Perhaps the most prominent success story with respect to legislation impacting electric utilities thus far this session was when Gov. Gavin Newsom on July 12 signed wildfire damage recovery legislation, or Assembly Bill 1054. Newsom invested substantial political capital in pushing for the measure, which secures billions of dollars to pay for utility-caused wildfire damages and was seen as a crucial means of bolstering the threatened financial health of the state's investor-owned utilities.

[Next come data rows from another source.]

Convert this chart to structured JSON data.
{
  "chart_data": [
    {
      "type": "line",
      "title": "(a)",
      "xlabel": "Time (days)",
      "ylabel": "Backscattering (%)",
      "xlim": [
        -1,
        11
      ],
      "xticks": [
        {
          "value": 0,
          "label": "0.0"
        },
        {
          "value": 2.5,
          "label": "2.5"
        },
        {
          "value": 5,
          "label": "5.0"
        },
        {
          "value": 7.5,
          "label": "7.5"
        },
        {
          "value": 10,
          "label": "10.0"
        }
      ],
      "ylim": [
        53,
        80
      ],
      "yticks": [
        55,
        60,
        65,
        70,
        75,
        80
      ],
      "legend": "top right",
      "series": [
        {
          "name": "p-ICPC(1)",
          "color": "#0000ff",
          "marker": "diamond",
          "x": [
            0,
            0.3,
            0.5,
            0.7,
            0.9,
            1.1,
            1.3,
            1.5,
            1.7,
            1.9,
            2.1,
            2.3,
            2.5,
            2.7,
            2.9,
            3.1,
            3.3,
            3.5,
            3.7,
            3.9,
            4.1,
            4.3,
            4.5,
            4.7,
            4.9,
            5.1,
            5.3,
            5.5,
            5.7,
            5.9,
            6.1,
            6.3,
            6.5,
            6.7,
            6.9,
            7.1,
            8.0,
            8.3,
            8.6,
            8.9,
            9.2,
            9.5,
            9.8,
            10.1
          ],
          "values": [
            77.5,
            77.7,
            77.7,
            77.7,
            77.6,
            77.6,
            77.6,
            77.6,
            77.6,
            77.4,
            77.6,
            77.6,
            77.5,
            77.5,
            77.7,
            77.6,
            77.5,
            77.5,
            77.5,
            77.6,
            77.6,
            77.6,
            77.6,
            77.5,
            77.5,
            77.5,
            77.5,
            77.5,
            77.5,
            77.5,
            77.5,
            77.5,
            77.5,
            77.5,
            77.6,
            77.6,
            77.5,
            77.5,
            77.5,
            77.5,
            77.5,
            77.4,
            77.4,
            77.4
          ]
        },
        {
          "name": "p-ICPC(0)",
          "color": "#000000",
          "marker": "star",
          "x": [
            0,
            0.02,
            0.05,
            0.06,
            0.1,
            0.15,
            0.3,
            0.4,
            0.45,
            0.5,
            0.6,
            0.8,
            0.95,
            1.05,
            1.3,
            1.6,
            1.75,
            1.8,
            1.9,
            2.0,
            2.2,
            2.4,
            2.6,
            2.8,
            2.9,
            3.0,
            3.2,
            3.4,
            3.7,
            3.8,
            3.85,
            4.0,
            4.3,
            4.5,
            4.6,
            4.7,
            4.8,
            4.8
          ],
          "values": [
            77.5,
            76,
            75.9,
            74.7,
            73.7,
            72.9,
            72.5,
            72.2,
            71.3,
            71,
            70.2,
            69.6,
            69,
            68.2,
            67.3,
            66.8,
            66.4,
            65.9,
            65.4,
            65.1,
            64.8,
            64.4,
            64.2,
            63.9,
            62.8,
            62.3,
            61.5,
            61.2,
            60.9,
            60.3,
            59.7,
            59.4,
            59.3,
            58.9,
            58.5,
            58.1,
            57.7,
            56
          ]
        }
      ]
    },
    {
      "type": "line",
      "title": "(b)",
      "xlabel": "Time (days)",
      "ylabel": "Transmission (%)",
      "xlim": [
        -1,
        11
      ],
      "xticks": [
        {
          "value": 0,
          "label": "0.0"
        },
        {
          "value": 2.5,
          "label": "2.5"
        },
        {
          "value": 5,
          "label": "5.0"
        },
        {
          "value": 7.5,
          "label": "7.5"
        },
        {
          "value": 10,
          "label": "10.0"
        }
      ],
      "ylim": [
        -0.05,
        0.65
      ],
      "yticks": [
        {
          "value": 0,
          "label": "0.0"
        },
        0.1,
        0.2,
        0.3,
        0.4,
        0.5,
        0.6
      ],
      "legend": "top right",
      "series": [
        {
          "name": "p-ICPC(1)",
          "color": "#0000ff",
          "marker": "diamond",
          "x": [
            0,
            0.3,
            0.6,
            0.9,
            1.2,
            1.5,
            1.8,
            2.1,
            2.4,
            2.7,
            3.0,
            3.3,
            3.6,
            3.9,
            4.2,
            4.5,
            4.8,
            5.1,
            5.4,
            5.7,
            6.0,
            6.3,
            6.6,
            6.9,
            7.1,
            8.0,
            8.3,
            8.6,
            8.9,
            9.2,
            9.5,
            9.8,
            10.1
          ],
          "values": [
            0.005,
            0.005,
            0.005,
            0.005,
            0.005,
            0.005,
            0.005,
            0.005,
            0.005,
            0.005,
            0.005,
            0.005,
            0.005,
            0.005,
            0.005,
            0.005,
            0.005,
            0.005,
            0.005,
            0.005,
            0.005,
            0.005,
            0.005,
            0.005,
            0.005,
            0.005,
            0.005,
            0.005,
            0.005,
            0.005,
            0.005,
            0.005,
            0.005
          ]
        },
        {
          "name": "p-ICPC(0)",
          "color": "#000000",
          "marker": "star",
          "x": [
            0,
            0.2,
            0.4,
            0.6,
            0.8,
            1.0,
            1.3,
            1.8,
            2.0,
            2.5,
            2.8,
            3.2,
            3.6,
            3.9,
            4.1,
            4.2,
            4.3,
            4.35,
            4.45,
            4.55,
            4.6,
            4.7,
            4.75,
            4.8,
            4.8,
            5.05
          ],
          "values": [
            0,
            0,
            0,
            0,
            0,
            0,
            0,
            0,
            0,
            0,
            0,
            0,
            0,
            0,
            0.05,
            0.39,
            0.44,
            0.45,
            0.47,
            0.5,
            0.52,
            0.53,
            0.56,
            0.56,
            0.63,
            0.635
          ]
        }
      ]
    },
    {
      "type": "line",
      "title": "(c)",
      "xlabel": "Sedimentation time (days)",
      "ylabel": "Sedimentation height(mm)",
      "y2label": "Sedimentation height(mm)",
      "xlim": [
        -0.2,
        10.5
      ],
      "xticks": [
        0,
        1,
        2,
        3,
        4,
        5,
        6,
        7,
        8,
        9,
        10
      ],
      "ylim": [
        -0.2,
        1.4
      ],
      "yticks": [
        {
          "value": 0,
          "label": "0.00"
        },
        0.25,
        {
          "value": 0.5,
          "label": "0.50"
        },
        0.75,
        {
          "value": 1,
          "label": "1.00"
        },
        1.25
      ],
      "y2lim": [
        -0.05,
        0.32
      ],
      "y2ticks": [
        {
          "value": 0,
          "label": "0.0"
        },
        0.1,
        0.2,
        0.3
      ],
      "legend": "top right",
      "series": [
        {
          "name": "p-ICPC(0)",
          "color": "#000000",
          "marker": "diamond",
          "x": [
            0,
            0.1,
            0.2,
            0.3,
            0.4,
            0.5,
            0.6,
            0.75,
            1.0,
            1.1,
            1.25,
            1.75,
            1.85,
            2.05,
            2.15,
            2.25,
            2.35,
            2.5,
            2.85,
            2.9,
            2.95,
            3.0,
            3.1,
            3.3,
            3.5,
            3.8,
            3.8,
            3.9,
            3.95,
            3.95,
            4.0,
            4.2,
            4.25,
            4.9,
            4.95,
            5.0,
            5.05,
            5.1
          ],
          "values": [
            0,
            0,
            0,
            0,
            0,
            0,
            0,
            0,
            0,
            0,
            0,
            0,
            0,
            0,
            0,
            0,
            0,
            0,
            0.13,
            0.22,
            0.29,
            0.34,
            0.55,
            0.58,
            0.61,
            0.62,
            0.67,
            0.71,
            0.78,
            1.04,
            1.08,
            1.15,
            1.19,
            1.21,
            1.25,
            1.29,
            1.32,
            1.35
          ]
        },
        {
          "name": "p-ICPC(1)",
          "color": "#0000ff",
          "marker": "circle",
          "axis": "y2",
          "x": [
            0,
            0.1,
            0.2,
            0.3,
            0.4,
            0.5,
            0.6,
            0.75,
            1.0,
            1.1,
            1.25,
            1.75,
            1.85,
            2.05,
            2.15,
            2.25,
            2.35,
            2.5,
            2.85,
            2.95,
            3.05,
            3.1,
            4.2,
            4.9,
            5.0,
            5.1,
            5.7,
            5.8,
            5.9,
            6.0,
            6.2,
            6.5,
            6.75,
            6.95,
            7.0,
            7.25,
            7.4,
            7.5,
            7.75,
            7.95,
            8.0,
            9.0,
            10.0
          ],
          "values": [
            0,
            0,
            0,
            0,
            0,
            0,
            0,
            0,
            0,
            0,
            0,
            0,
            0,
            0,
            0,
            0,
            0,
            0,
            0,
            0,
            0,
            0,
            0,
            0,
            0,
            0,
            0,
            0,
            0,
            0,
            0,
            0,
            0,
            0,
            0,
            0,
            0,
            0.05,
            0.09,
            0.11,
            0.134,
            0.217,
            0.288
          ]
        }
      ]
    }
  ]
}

The law provides for a $21 billion fund that will rely on equal contributions from utility ratepayers and shareholders.
The law helped stabilize the financial ratings outlooks for PG&E Corp. and its subsidiary Pacific Gas and Electric Co., or PG&E; Edison International and its subsidiary Southern California Edison Co., or SCE; and Sempra Energy and its subsidiary San Diego Gas & Electric Co., or SDG&E. However, the new law requires PG&E, which is in the midst of bankruptcy proceedings, to resolve liabilities and exit Chapter 11 reorganization by June 2020 in order to access the insurance fund that would help pay future claims against the utility, which are estimated to be in excess of $30 billion.
While PG&E likely will need more help, the legislature failed to pass A.B. 235, an 11th-hour measure that would enable the state's largest investor-owned utility to obtain up to $20 billion in tax-exempt wildfire recovery bonds to compensate victims of wildfires linked to its utility infrastructure. The measure was shelved until 2020 after the bill's author, Assemblyman Chad Mayes, R-Yucca Valley, determined that he did not have the time or support needed to push the measure through in the final days before the recess.
In a statement in which Newsom thanked the legislators for their work so far this session, the governor called for passing "a wildfire resiliency bond" measure. But detractors have called the measure a PG&E bailout bill.
The legislature also recently passed, and Newsom subsequently signed, A.B. 111, which created the California Catastrophe Response Council to oversee the wildfire fund created by A.B. 1054 and appoint a wildfire fund administrator. The new law also requires the California Public Utilities Commission to create a Wildfire Safety Division for overseeing and enforcing utility compliance with related regulations. Further, the law established the Office of Energy Infrastructure Safety within the Natural Resources Agency to work on electric infrastructure safety issues with the CPUC's Wildfire Safety Division.
Other bills address changing utility landscape
One measure that will be taken up again next session would designate the California Alternative Energy and Advanced Transportation Financing Authority to undertake backstop procurement of electricity to meet California's climate, clean energy and reliability goals that are not satisfied by utilities and other load-serving entities. Authored by Assemblymember Eduardo Garcia, D-Coachella, A.B. 56 was approved by the Assembly, but supporters in the Senate Energy, Utilities and Communications Committee could not muster enough votes to pass it this year.
Community choice aggregators, or CCAs, and many municipalities lobbied against A.B. 56, saying it would create a new central procurement bureaucracy with overly broad powers and raise customer costs. SCE also opposed the measure, but the bill originated at the request of SDG&E, which wants to get out of the business of supplying power to its retail customers.
Still, concern over which entities ultimately will be responsible for providing electricity to customers if CCAs or other competitive load-serving entities fail to do so prompted the legislature to pass S.B. 520 on Sept. 11. That bill has been sent to the governor.
While PG&E, SCE and SDG&E traditionally have been the electricity providers of last resort, their status as such is in question because CCAs now serve about a quarter of the state's electricity load and customers continue to depart the investor-owned utilities' service for these alternative energy suppliers. Sponsored by Senate Majority Leader Robert Hertzberg, D-Van Nuys, S.B. 520 most likely would require IOUs to continue serving as providers of last resort if alternative providers, including CCAs and direct access energy providers, fail in their service obligations.
The utilities would be required by law to fulfill that obligation because the bill requires any load-serving entity to be regulated as a public utility and be subject to oversight of rates, design and program offerings. The California Community Choice Association, or Cal-CCA, which represents aggregations in the state, opposes the measure, arguing that it elevates the CPUC and investor-owned utilities to roles that naturally should fall to the CCAs and their governing bodies. Cal-CCA said locally elected CCA boards are the primary governing bodies responsible for public oversight of CCA operations so they alone should be responsible for the aggregators' customers.
The state legislature will reconvene its two-year session Jan. 6, 2020.